Yttrium hydride

Identifiers
- CAS Number: 13598-57-7;
- 3D model (JSmol): Interactive image;
- ChemSpider: trihydride: 146001;
- ECHA InfoCard: 100.033.689
- EC Number: 237-074-0;
- PubChem CID: trihydride: 166870;
- CompTox Dashboard (EPA): DTXSID901015524 ;

= Yttrium hydride =

Yttrium hydride is a compound of hydrogen and yttrium. It is considered to be a part of the class of rare-earth metal hydrides. It exists in several forms, the most common being a metallic compound with formula YH_{2}. YH_{2} has a face-centred cubic structure, and is a metallic compound.
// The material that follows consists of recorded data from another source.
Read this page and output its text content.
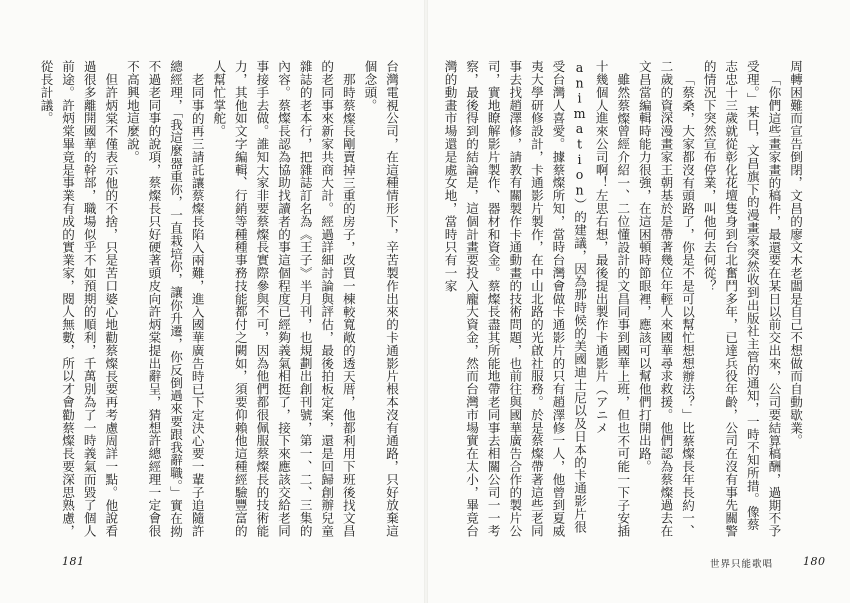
台灣電視公司，在這種情形下，辛苦製作出來的卡通影片根本沒有通路，只好放棄這個念頭。

那時蔡燦長剛賣掉三重的房子，改買一棟較寬敞的透天厝，他都利用下班後找文昌的老同事來新家共商大計。經過詳細討論與評估，最後拍板定案，還是回歸創辦兒童雜誌的老本行，把雜誌訂名為《王子》半月刊，也規劃出創刊號，第一、二、三集的內容。蔡燦長認為協助找讀者的事這個程度已經夠義氣相挺了，接下來應該交給老同事接手去做。誰知大家非要蔡燦長實際參與不可，因為他們都很佩服蔡燦長的技術能力，其他如文字編輯、行銷等種種事務技能都付之闕如，須要仰賴他這種經驗豐富的人幫忙掌舵。

老同事的再三請託讓蔡燦長陷入兩難，進入國華廣告時已下定決心要一輩子追隨許總經理，「我這麼器重你，一直栽培你，讓你升遷，你反倒過來要跟我辭職。」實在拗不過老同事的說項，蔡燦長只好硬著頭皮向許炳棠提出辭呈，猜想許總經理一定會很不高興地這麼說。

但許炳棠不僅表示他的不捨，只是苦口婆心地勸蔡燦長要再考慮周詳一點。他說看過很多離開國華的幹部，職場似乎不如預期的順利，千萬別為了一時義氣而毀了個人前途。許炳棠畢竟是事業有成的實業家，閱人無數，所以才會勸蔡燦長要深思熟慮，從長計議。

181

周轉困難而宣告倒閉，文昌的廖文木老闆是自己不想做而自動歇業。

「你們這些畫家畫的稿件，最還要在某日以前交出來，公司要結算稿酬，過期不予受理。」某日，文昌旗下的漫畫家突然收到出版社主管的通知，一時不知所措。像蔡志忠十三歲就從彰化花壇隻身到台北奮鬥多年，已達兵役年齡，公司在沒有事先關警的情況下突然宣布停業，叫他何去何從？

「蔡桑，大家都沒有頭路了，你是不是可以幫忙想想辦法？」比蔡燦長年長約一、二歲的資深漫畫家王朝基於是帶著幾位年輕人來國華尋求救援。他們認為蔡燦過去在文昌當編輯時能力很強，在這困頓時節眼裡，應該可以幫他們打開出路。

雖然蔡燦曾經介紹一、二位懂設計的文昌同事到國華上班，但也不可能一下子安插十幾個人進來公司啊！左思右想，最後提出製作卡通影片（アニメanimation）的建議，因為那時候的美國迪士尼以及日本的卡通影片很受台灣人喜愛。據蔡燦所知，當時台灣會做卡通影片的只有趙澤修一人，他曾到夏威夷大學研修設計，卡通影片製作，在中山北路的光啟社服務。於是蔡燦帶著這些老同事去找趙澤修，請教有關製作卡通動畫的技術問題，也前往與國華廣告合作的製片公司，實地瞭解影片製作、器材和資金。蔡燦長盡其所能地帶老同事去相關公司一一考察，最後得到的結論是，這個計畫要投入龐大資金，然而台灣市場實在太小，畢竟台灣的動畫市場還是處女地，當時只有一家

世界只能歌唱	180
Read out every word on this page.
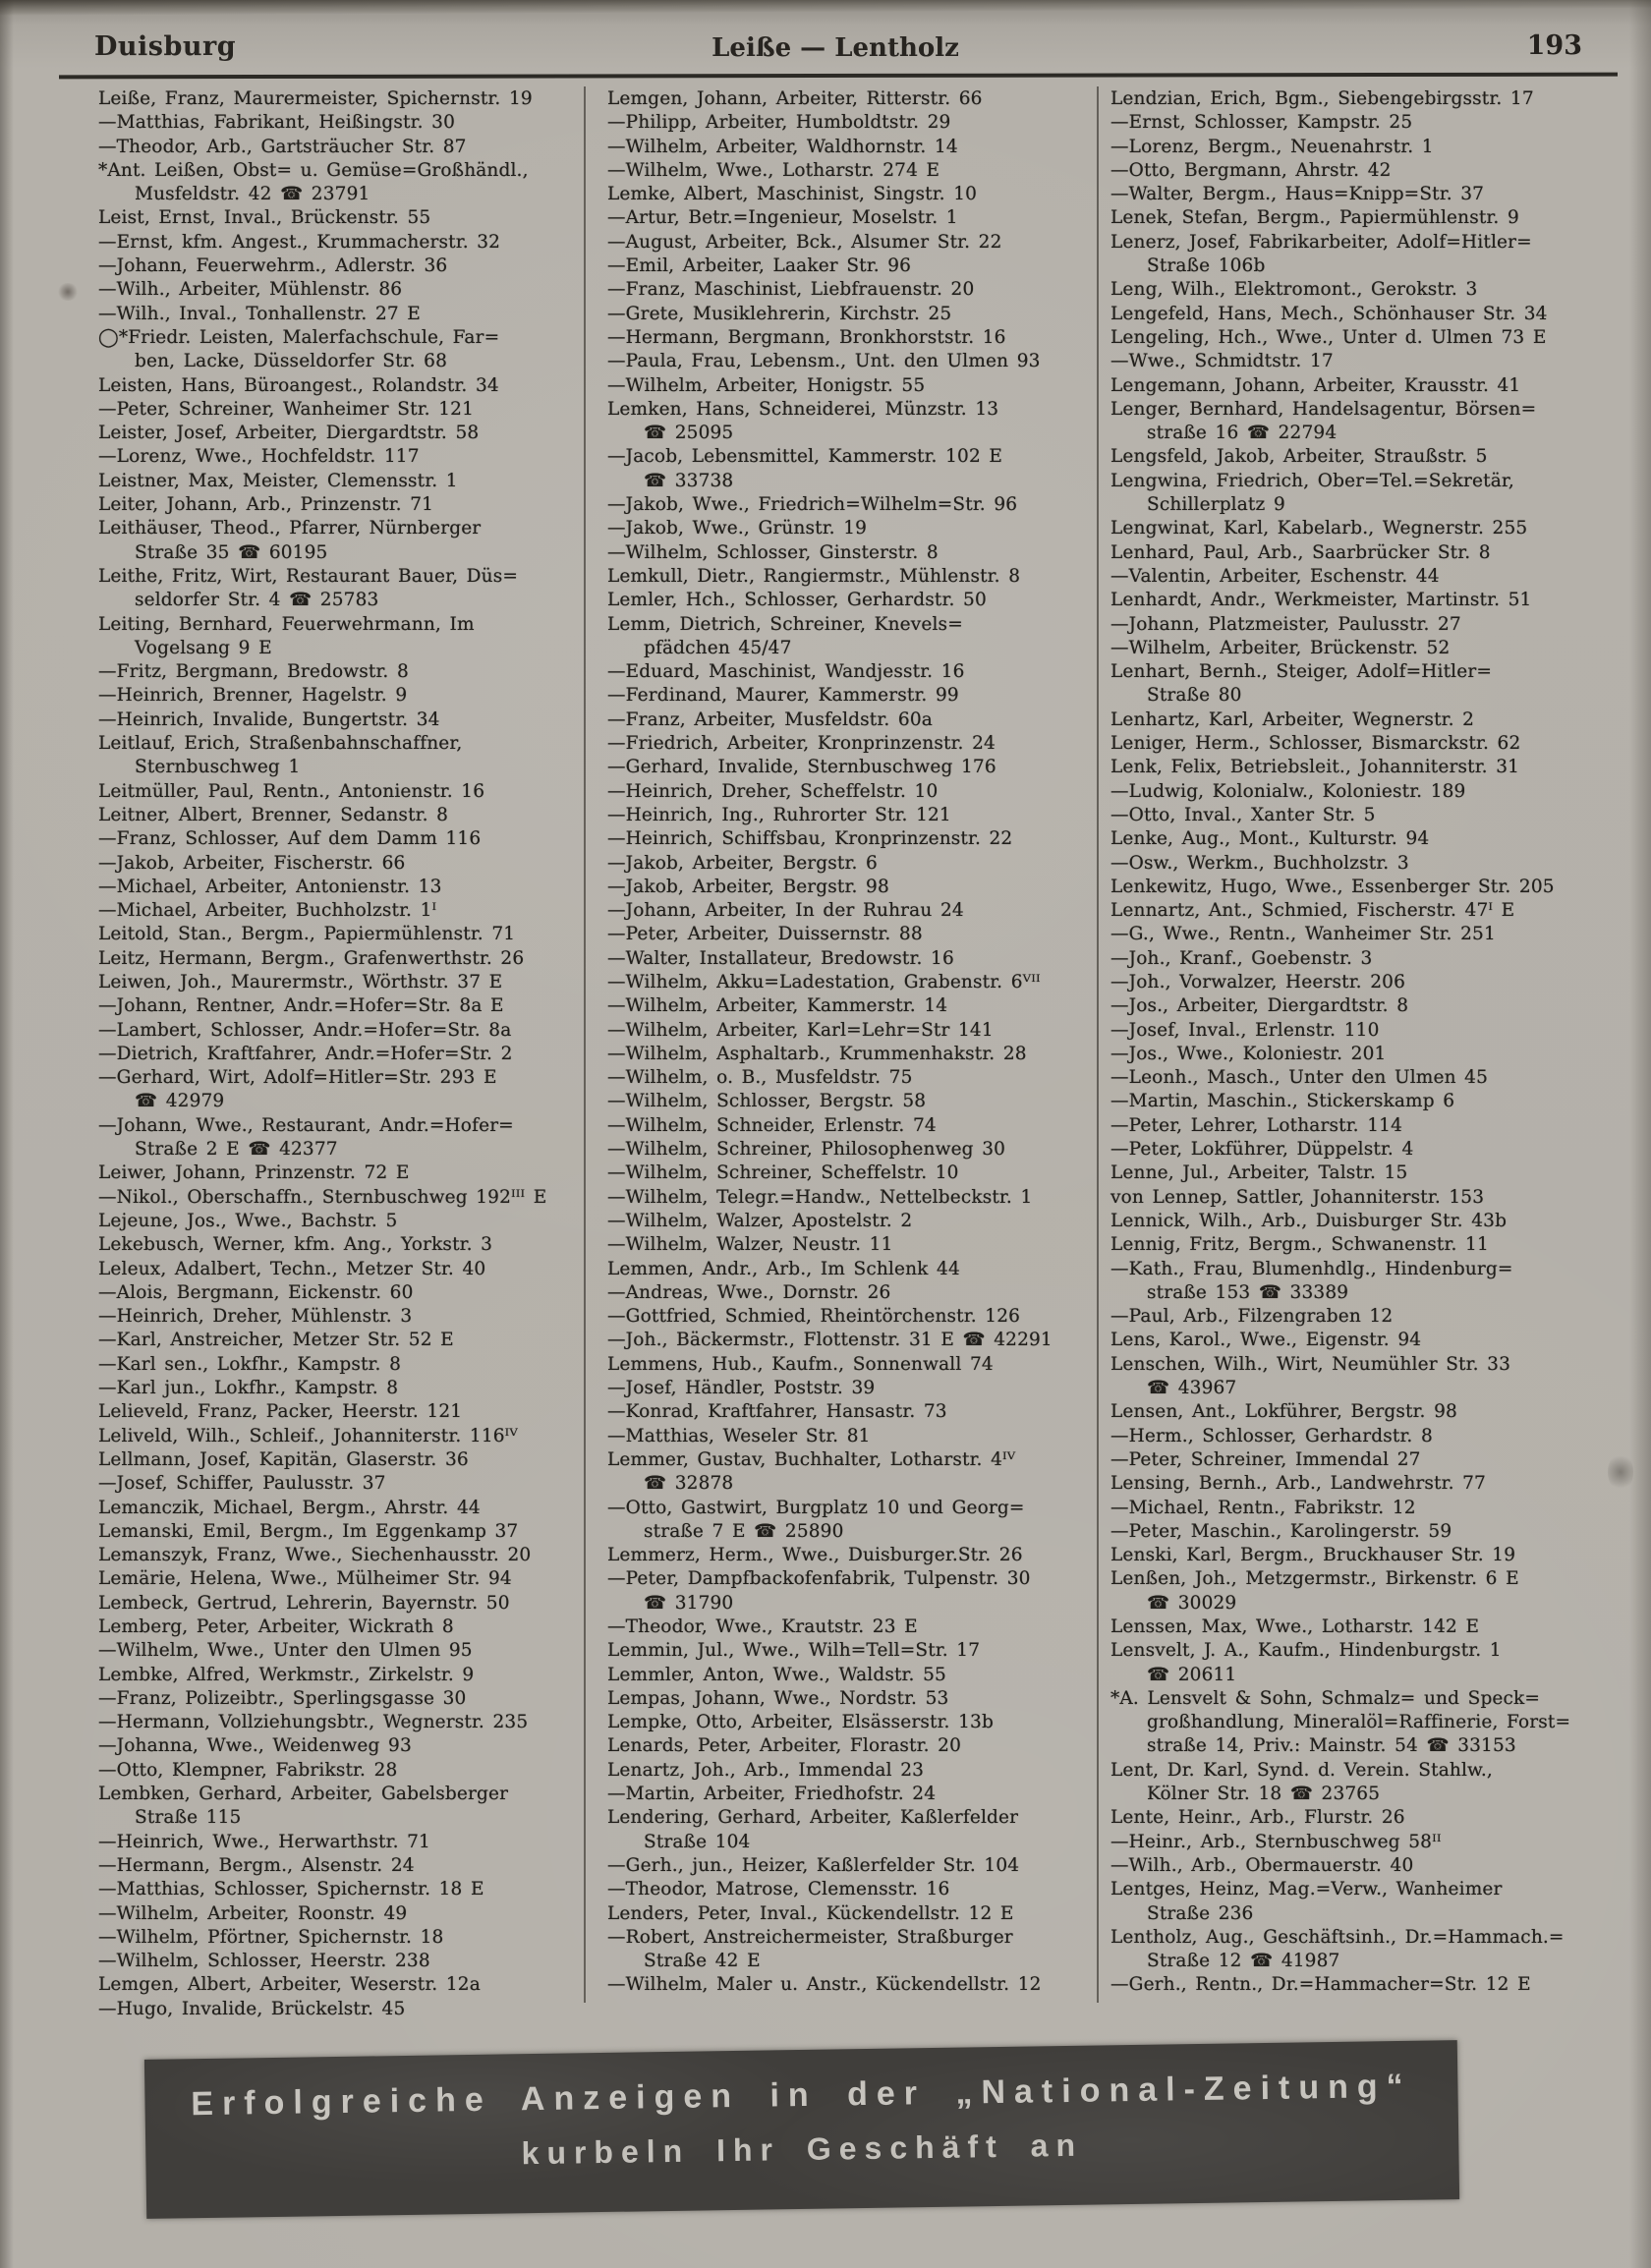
Duisburg	Leiße — Lentholz	193
Leiße, Franz, Maurermeister, Spichernstr. 19
—Matthias, Fabrikant, Heißingstr. 30
—Theodor, Arb., Gartsträucher Str. 87
*Ant. Leißen, Obst= u. Gemüse=Großhändl.,
Musfeldstr. 42 ☎ 23791
Leist, Ernst, Inval., Brückenstr. 55
—Ernst, kfm. Angest., Krummacherstr. 32
—Johann, Feuerwehrm., Adlerstr. 36
—Wilh., Arbeiter, Mühlenstr. 86
—Wilh., Inval., Tonhallenstr. 27 E
◯*Friedr. Leisten, Malerfachschule, Far=
ben, Lacke, Düsseldorfer Str. 68
Leisten, Hans, Büroangest., Rolandstr. 34
—Peter, Schreiner, Wanheimer Str. 121
Leister, Josef, Arbeiter, Diergardtstr. 58
—Lorenz, Wwe., Hochfeldstr. 117
Leistner, Max, Meister, Clemensstr. 1
Leiter, Johann, Arb., Prinzenstr. 71
Leithäuser, Theod., Pfarrer, Nürnberger
Straße 35 ☎ 60195
Leithe, Fritz, Wirt, Restaurant Bauer, Düs=
seldorfer Str. 4 ☎ 25783
Leiting, Bernhard, Feuerwehrmann, Im
Vogelsang 9 E
—Fritz, Bergmann, Bredowstr. 8
—Heinrich, Brenner, Hagelstr. 9
—Heinrich, Invalide, Bungertstr. 34
Leitlauf, Erich, Straßenbahnschaffner,
Sternbuschweg 1
Leitmüller, Paul, Rentn., Antonienstr. 16
Leitner, Albert, Brenner, Sedanstr. 8
—Franz, Schlosser, Auf dem Damm 116
—Jakob, Arbeiter, Fischerstr. 66
—Michael, Arbeiter, Antonienstr. 13
—Michael, Arbeiter, Buchholzstr. 1ᴵ
Leitold, Stan., Bergm., Papiermühlenstr. 71
Leitz, Hermann, Bergm., Grafenwerthstr. 26
Leiwen, Joh., Maurermstr., Wörthstr. 37 E
—Johann, Rentner, Andr.=Hofer=Str. 8a E
—Lambert, Schlosser, Andr.=Hofer=Str. 8a
—Dietrich, Kraftfahrer, Andr.=Hofer=Str. 2
—Gerhard, Wirt, Adolf=Hitler=Str. 293 E
☎ 42979
—Johann, Wwe., Restaurant, Andr.=Hofer=
Straße 2 E ☎ 42377
Leiwer, Johann, Prinzenstr. 72 E
—Nikol., Oberschaffn., Sternbuschweg 192ᴵᴵᴵ E
Lejeune, Jos., Wwe., Bachstr. 5
Lekebusch, Werner, kfm. Ang., Yorkstr. 3
Leleux, Adalbert, Techn., Metzer Str. 40
—Alois, Bergmann, Eickenstr. 60
—Heinrich, Dreher, Mühlenstr. 3
—Karl, Anstreicher, Metzer Str. 52 E
—Karl sen., Lokfhr., Kampstr. 8
—Karl jun., Lokfhr., Kampstr. 8
Lelieveld, Franz, Packer, Heerstr. 121
Leliveld, Wilh., Schleif., Johanniterstr. 116ᴵⱽ
Lellmann, Josef, Kapitän, Glaserstr. 36
—Josef, Schiffer, Paulusstr. 37
Lemanczik, Michael, Bergm., Ahrstr. 44
Lemanski, Emil, Bergm., Im Eggenkamp 37
Lemanszyk, Franz, Wwe., Siechenhausstr. 20
Lemärie, Helena, Wwe., Mülheimer Str. 94
Lembeck, Gertrud, Lehrerin, Bayernstr. 50
Lemberg, Peter, Arbeiter, Wickrath 8
—Wilhelm, Wwe., Unter den Ulmen 95
Lembke, Alfred, Werkmstr., Zirkelstr. 9
—Franz, Polizeibtr., Sperlingsgasse 30
—Hermann, Vollziehungsbtr., Wegnerstr. 235
—Johanna, Wwe., Weidenweg 93
—Otto, Klempner, Fabrikstr. 28
Lembken, Gerhard, Arbeiter, Gabelsberger
Straße 115
—Heinrich, Wwe., Herwarthstr. 71
—Hermann, Bergm., Alsenstr. 24
—Matthias, Schlosser, Spichernstr. 18 E
—Wilhelm, Arbeiter, Roonstr. 49
—Wilhelm, Pförtner, Spichernstr. 18
—Wilhelm, Schlosser, Heerstr. 238
Lemgen, Albert, Arbeiter, Weserstr. 12a
—Hugo, Invalide, Brückelstr. 45
Lemgen, Johann, Arbeiter, Ritterstr. 66
—Philipp, Arbeiter, Humboldtstr. 29
—Wilhelm, Arbeiter, Waldhornstr. 14
—Wilhelm, Wwe., Lotharstr. 274 E
Lemke, Albert, Maschinist, Singstr. 10
—Artur, Betr.=Ingenieur, Moselstr. 1
—August, Arbeiter, Bck., Alsumer Str. 22
—Emil, Arbeiter, Laaker Str. 96
—Franz, Maschinist, Liebfrauenstr. 20
—Grete, Musiklehrerin, Kirchstr. 25
—Hermann, Bergmann, Bronkhorststr. 16
—Paula, Frau, Lebensm., Unt. den Ulmen 93
—Wilhelm, Arbeiter, Honigstr. 55
Lemken, Hans, Schneiderei, Münzstr. 13
☎ 25095
—Jacob, Lebensmittel, Kammerstr. 102 E
☎ 33738
—Jakob, Wwe., Friedrich=Wilhelm=Str. 96
—Jakob, Wwe., Grünstr. 19
—Wilhelm, Schlosser, Ginsterstr. 8
Lemkull, Dietr., Rangiermstr., Mühlenstr. 8
Lemler, Hch., Schlosser, Gerhardstr. 50
Lemm, Dietrich, Schreiner, Knevels=
pfädchen 45/47
—Eduard, Maschinist, Wandjesstr. 16
—Ferdinand, Maurer, Kammerstr. 99
—Franz, Arbeiter, Musfeldstr. 60a
—Friedrich, Arbeiter, Kronprinzenstr. 24
—Gerhard, Invalide, Sternbuschweg 176
—Heinrich, Dreher, Scheffelstr. 10
—Heinrich, Ing., Ruhrorter Str. 121
—Heinrich, Schiffsbau, Kronprinzenstr. 22
—Jakob, Arbeiter, Bergstr. 6
—Jakob, Arbeiter, Bergstr. 98
—Johann, Arbeiter, In der Ruhrau 24
—Peter, Arbeiter, Duissernstr. 88
—Walter, Installateur, Bredowstr. 16
—Wilhelm, Akku=Ladestation, Grabenstr. 6ⱽᴵᴵ
—Wilhelm, Arbeiter, Kammerstr. 14
—Wilhelm, Arbeiter, Karl=Lehr=Str 141
—Wilhelm, Asphaltarb., Krummenhakstr. 28
—Wilhelm, o. B., Musfeldstr. 75
—Wilhelm, Schlosser, Bergstr. 58
—Wilhelm, Schneider, Erlenstr. 74
—Wilhelm, Schreiner, Philosophenweg 30
—Wilhelm, Schreiner, Scheffelstr. 10
—Wilhelm, Telegr.=Handw., Nettelbeckstr. 1
—Wilhelm, Walzer, Apostelstr. 2
—Wilhelm, Walzer, Neustr. 11
Lemmen, Andr., Arb., Im Schlenk 44
—Andreas, Wwe., Dornstr. 26
—Gottfried, Schmied, Rheintörchenstr. 126
—Joh., Bäckermstr., Flottenstr. 31 E ☎ 42291
Lemmens, Hub., Kaufm., Sonnenwall 74
—Josef, Händler, Poststr. 39
—Konrad, Kraftfahrer, Hansastr. 73
—Matthias, Weseler Str. 81
Lemmer, Gustav, Buchhalter, Lotharstr. 4ᴵⱽ
☎ 32878
—Otto, Gastwirt, Burgplatz 10 und Georg=
straße 7 E ☎ 25890
Lemmerz, Herm., Wwe., Duisburger.Str. 26
—Peter, Dampfbackofenfabrik, Tulpenstr. 30
☎ 31790
—Theodor, Wwe., Krautstr. 23 E
Lemmin, Jul., Wwe., Wilh=Tell=Str. 17
Lemmler, Anton, Wwe., Waldstr. 55
Lempas, Johann, Wwe., Nordstr. 53
Lempke, Otto, Arbeiter, Elsässerstr. 13b
Lenards, Peter, Arbeiter, Florastr. 20
Lenartz, Joh., Arb., Immendal 23
—Martin, Arbeiter, Friedhofstr. 24
Lendering, Gerhard, Arbeiter, Kaßlerfelder
Straße 104
—Gerh., jun., Heizer, Kaßlerfelder Str. 104
—Theodor, Matrose, Clemensstr. 16
Lenders, Peter, Inval., Kückendellstr. 12 E
—Robert, Anstreichermeister, Straßburger
Straße 42 E
—Wilhelm, Maler u. Anstr., Kückendellstr. 12
Lendzian, Erich, Bgm., Siebengebirgsstr. 17
—Ernst, Schlosser, Kampstr. 25
—Lorenz, Bergm., Neuenahrstr. 1
—Otto, Bergmann, Ahrstr. 42
—Walter, Bergm., Haus=Knipp=Str. 37
Lenek, Stefan, Bergm., Papiermühlenstr. 9
Lenerz, Josef, Fabrikarbeiter, Adolf=Hitler=
Straße 106b
Leng, Wilh., Elektromont., Gerokstr. 3
Lengefeld, Hans, Mech., Schönhauser Str. 34
Lengeling, Hch., Wwe., Unter d. Ulmen 73 E
—Wwe., Schmidtstr. 17
Lengemann, Johann, Arbeiter, Krausstr. 41
Lenger, Bernhard, Handelsagentur, Börsen=
straße 16 ☎ 22794
Lengsfeld, Jakob, Arbeiter, Straußstr. 5
Lengwina, Friedrich, Ober=Tel.=Sekretär,
Schillerplatz 9
Lengwinat, Karl, Kabelarb., Wegnerstr. 255
Lenhard, Paul, Arb., Saarbrücker Str. 8
—Valentin, Arbeiter, Eschenstr. 44
Lenhardt, Andr., Werkmeister, Martinstr. 51
—Johann, Platzmeister, Paulusstr. 27
—Wilhelm, Arbeiter, Brückenstr. 52
Lenhart, Bernh., Steiger, Adolf=Hitler=
Straße 80
Lenhartz, Karl, Arbeiter, Wegnerstr. 2
Leniger, Herm., Schlosser, Bismarckstr. 62
Lenk, Felix, Betriebsleit., Johanniterstr. 31
—Ludwig, Kolonialw., Koloniestr. 189
—Otto, Inval., Xanter Str. 5
Lenke, Aug., Mont., Kulturstr. 94
—Osw., Werkm., Buchholzstr. 3
Lenkewitz, Hugo, Wwe., Essenberger Str. 205
Lennartz, Ant., Schmied, Fischerstr. 47ᴵ E
—G., Wwe., Rentn., Wanheimer Str. 251
—Joh., Kranf., Goebenstr. 3
—Joh., Vorwalzer, Heerstr. 206
—Jos., Arbeiter, Diergardtstr. 8
—Josef, Inval., Erlenstr. 110
—Jos., Wwe., Koloniestr. 201
—Leonh., Masch., Unter den Ulmen 45
—Martin, Maschin., Stickerskamp 6
—Peter, Lehrer, Lotharstr. 114
—Peter, Lokführer, Düppelstr. 4
Lenne, Jul., Arbeiter, Talstr. 15
von Lennep, Sattler, Johanniterstr. 153
Lennick, Wilh., Arb., Duisburger Str. 43b
Lennig, Fritz, Bergm., Schwanenstr. 11
—Kath., Frau, Blumenhdlg., Hindenburg=
straße 153 ☎ 33389
—Paul, Arb., Filzengraben 12
Lens, Karol., Wwe., Eigenstr. 94
Lenschen, Wilh., Wirt, Neumühler Str. 33
☎ 43967
Lensen, Ant., Lokführer, Bergstr. 98
—Herm., Schlosser, Gerhardstr. 8
—Peter, Schreiner, Immendal 27
Lensing, Bernh., Arb., Landwehrstr. 77
—Michael, Rentn., Fabrikstr. 12
—Peter, Maschin., Karolingerstr. 59
Lenski, Karl, Bergm., Bruckhauser Str. 19
Lenßen, Joh., Metzgermstr., Birkenstr. 6 E
☎ 30029
Lenssen, Max, Wwe., Lotharstr. 142 E
Lensvelt, J. A., Kaufm., Hindenburgstr. 1
☎ 20611
*A. Lensvelt & Sohn, Schmalz= und Speck=
großhandlung, Mineralöl=Raffinerie, Forst=
straße 14, Priv.: Mainstr. 54 ☎ 33153
Lent, Dr. Karl, Synd. d. Verein. Stahlw.,
Kölner Str. 18 ☎ 23765
Lente, Heinr., Arb., Flurstr. 26
—Heinr., Arb., Sternbuschweg 58ᴵᴵ
—Wilh., Arb., Obermauerstr. 40
Lentges, Heinz, Mag.=Verw., Wanheimer
Straße 236
Lentholz, Aug., Geschäftsinh., Dr.=Hammach.=
Straße 12 ☎ 41987
—Gerh., Rentn., Dr.=Hammacher=Str. 12 E
Erfolgreiche Anzeigen in der „National-Zeitung“
kurbeln Ihr Geschäft an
Under great pressure, extra hydrogen can combine to yield an insulator with a hexagonal structure, with a formula close to YH_{3}. Hexagonal YH_{3} has a band gap of 2.6 eV. Under pressure of 12 GPa YH_{3} transforms to an intermediate state, and when the pressure increases to 22 GPa another metallic face-centred cubic phase is formed.

In 1996, it was shown that the metal-insulator transition when going from YH_{2} to YH_{3} can be used to change the optical state of windows from non-transparent to transparent. This report spurred a wave of research on metal hydride-based chromogenic materials and smart windows; gasochromic windows reacting to hydrogen gas and electrochromic structures where the transparency can be regulated by applying an external voltage. When containing a substantial amount of oxygen, yttrium hydride is also found to exhibit reversible photochromic properties. This switchable optical property enables their utilization in many technological applications, such as sensors, goggles, and medical devices in addition to the smart windows. According to a research results, the strength of the photochromic response is found to decrease with increasing oxygen concentration in the film accompanied by an optical band gap widening.

Yttrium hydride is being looked at as a high temperature superconductor.

Yttrium hydride is being looked at as a neutron moderator for use in new nuclear reactor designs.